Plans to dual the A9 and A96 have been criticised by Patrick Harvie of the Scottish Greens, who has said the plans were incompatible with the Scottish Government's climate initiatives. A study in 2016 found that the dualling project would cost more to construct than it would bring in, including wider economic benefits. The Scottish Government was criticised by the Highland Council for stalling the project. However, in 2024, the Transport Secretary of the Scottish Government stated that net zero Scotland would still need roads and the government had committed to continuing with the dualling project. A report from The Inverness Courier feared that the A9 dualling project is at risk due to the Scottish Government cuts as Shona Robison, the finance secretary, states that "we cannot afford all of our capital commitments". The 40 mph (64 km/h) speed limit had led to some driver frustration when the section between Luncarty and Pass of Birnam was upgraded in 2021. It was also reported that £340 million were spent on the design and planning stages of the programme, after only 11 miles of the A9 were upgraded to dual carriageway.
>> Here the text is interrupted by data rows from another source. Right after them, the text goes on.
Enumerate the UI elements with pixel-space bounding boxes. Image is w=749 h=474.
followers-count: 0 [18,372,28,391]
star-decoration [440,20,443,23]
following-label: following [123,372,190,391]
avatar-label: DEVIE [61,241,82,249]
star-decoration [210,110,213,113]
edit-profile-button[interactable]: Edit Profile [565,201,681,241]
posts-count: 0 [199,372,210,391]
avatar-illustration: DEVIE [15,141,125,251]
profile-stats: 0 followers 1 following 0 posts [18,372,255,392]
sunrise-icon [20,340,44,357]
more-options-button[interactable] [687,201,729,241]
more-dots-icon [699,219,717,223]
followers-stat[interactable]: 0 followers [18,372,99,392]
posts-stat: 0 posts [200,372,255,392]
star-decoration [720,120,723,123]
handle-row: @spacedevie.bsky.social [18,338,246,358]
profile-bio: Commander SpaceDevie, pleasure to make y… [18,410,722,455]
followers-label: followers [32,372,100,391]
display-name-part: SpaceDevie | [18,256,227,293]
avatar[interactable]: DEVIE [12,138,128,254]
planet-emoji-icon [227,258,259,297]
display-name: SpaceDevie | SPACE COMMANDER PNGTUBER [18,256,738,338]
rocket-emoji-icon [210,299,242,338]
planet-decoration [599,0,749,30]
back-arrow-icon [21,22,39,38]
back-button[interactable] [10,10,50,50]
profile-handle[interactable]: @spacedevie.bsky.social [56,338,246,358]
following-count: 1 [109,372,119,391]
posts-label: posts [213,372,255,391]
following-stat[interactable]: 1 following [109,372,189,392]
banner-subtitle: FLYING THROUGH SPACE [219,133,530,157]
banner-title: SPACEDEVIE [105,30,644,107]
A public local inquiry was launched in 2026 on the 5-mile (8 km) £478 million section between Pass of Birnam and Tay Crossing, after receiving objections to the proposed scheme.

The A9 runs through the site of the Battle of Killiecrankie. Expanding the road in that location will destroy some of the historic battleground. Transport Scotland said dualling the road will have "some impact" on the site.